Gartner analysts recently identified the top ten key technologies -- and related trends -- that they believe will be strategic for mainstream organizations. The analysts presented their findings during Gartner's Symposium and ITxpo.
Gartner defines a strategic technology as having the potential for significant impact on the enterprise -- within the next three years. Factors for significant impact include a high potential for disruption to IT or the business, the need for a major financial investment, or the risk of being late to adopt.
The technologies were chosen because they could affect an organization's long-term plans, programs and initiatives. They are deemed strategic because they’ve matured to broad market use, or because they enable strategic advantage from early adoption.
Gartner's top 10 strategic technologies for 2009 include:
Virtualization; Cloud Computing; Servers (beyond blades); Web-Oriented Architectures; Enterprise Mash-ups; Specialized Systems; Social Software and Social Networking; Unified Communications; Business Intelligence and Green IT.
As you consider each of these technologies in turn, and the associated applications within your own business environment, it would be wise to reconsider the notion that embracing a new technology always must equate to a financial investment in infrastructure.
In this context, is the purchase of an on-demand managed service an investment, or is it more accurate to characterize it as an expense?
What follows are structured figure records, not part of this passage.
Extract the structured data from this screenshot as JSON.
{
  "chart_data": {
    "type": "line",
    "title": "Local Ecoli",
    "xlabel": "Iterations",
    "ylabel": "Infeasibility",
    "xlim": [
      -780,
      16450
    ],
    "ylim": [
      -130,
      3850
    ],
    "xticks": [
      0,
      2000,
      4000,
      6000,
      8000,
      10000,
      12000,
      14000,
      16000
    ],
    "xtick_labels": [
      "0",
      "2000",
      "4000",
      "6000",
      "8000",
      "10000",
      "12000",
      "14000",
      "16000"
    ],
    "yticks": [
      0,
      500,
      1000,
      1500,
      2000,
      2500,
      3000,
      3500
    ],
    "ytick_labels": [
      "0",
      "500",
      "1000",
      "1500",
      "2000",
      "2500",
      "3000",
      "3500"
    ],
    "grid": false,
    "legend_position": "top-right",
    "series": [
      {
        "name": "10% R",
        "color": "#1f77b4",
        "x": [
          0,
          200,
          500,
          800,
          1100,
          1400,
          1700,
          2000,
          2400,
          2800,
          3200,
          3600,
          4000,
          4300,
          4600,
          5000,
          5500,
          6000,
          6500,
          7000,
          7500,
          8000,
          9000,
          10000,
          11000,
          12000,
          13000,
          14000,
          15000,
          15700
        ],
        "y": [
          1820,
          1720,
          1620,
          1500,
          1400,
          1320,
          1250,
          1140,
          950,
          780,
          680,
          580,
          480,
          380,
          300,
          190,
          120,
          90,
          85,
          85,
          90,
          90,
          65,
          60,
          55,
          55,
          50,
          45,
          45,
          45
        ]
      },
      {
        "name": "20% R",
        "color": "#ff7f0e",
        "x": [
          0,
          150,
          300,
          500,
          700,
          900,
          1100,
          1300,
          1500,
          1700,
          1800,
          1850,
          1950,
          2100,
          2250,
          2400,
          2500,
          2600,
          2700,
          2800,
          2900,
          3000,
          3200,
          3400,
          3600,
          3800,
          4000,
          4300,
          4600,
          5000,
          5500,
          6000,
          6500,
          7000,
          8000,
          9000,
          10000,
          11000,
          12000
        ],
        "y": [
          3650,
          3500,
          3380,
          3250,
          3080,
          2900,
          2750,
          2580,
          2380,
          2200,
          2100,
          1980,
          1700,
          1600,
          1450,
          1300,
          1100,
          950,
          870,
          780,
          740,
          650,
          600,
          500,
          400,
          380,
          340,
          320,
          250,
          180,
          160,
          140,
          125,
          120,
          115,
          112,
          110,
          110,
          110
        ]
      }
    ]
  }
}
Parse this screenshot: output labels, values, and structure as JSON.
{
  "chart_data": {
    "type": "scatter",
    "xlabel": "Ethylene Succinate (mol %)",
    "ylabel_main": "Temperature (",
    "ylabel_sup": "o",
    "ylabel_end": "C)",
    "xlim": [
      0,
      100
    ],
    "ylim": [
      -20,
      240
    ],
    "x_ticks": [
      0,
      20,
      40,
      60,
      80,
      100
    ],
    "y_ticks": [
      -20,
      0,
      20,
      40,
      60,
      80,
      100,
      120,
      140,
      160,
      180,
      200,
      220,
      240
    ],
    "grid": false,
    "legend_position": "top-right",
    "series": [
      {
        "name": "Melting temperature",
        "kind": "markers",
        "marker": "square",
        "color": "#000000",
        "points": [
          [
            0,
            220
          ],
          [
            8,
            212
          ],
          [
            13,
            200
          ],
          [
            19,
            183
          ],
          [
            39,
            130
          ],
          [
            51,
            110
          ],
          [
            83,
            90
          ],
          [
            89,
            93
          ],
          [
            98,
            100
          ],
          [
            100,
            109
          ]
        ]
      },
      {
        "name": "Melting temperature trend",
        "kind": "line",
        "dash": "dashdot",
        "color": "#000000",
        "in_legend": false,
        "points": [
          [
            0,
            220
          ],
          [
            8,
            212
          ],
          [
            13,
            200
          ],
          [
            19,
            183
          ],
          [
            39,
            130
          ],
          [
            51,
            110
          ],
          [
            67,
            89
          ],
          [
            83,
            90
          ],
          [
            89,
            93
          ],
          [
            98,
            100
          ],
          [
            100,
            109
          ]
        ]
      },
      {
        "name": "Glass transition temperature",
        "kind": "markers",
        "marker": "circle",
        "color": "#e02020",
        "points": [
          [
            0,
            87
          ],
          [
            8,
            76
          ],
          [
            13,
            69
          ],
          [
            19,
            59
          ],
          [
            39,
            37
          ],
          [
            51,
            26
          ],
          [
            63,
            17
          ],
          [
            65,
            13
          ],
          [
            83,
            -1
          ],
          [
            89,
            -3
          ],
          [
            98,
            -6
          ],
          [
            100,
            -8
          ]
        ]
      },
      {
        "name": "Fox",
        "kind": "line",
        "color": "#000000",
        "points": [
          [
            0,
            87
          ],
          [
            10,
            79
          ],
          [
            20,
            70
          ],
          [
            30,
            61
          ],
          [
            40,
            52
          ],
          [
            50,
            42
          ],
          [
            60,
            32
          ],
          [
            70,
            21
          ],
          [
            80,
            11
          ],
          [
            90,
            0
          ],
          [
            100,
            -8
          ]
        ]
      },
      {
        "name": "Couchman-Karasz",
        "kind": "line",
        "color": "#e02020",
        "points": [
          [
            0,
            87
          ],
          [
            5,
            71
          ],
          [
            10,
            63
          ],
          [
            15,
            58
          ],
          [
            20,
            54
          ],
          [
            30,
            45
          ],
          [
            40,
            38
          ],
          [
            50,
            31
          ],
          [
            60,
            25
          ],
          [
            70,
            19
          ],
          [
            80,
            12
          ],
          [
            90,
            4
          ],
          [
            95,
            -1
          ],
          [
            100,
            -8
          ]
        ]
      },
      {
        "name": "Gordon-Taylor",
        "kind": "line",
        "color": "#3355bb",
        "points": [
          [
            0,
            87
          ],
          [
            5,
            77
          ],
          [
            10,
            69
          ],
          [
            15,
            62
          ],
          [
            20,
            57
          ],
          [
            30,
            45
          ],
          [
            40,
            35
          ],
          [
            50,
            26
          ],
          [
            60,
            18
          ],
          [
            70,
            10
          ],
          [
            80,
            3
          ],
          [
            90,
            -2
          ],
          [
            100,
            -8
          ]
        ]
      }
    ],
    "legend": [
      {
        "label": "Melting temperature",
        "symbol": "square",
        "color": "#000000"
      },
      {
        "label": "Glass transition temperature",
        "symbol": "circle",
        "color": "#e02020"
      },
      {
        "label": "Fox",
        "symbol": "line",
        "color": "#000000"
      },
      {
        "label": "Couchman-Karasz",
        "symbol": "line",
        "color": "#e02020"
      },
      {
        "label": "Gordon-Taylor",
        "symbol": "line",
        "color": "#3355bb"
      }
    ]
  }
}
Let's consider the Gartner description of Cloud Computing, as an example.
"Cloud computing is a style of computing that characterizes a model in which providers deliver a variety of IT-enabled capabilities to consumers. The key characteristics of cloud computing are 1) delivery of capabilities 'as a service,' 2) delivery of services in a highly scalable and elastic fashion, 3) using Internet technologies and techniques to develop and deliver the services, and 4) designing for delivery to external customers.According to Carl Claunch, vice president and distinguished analyst at Gartner, "Companies should evaluate these technologies and adjust based on their industry need, unique business needs, technology adoption model and other factors."
Although cost is a potential benefit for small companies, the biggest benefits are the built-in elasticity and scalability, which not only reduce barriers to entry, but also enable these companies to grow quickly. As certain IT functions are industrializing and becoming less customized, there are more possibilities for larger organizations to benefit from cloud computing."
Lowering the Barriers to Progress
Perhaps one of those other factors would be an candid assessment of what advantages are being gained by competitors who have already chosen to take action. Meaning, can you make a determination of the direct and indirect cost of your potential inaction?
Moreover, by utilizing a selective out-tasking model, it's now possible to minimize the financial impact on new technology pilots and full deployments, while at the same time creating the environment to maximize the strategic impact.
The perceived barriers that may inhibit you from taking action have essentially been lowered.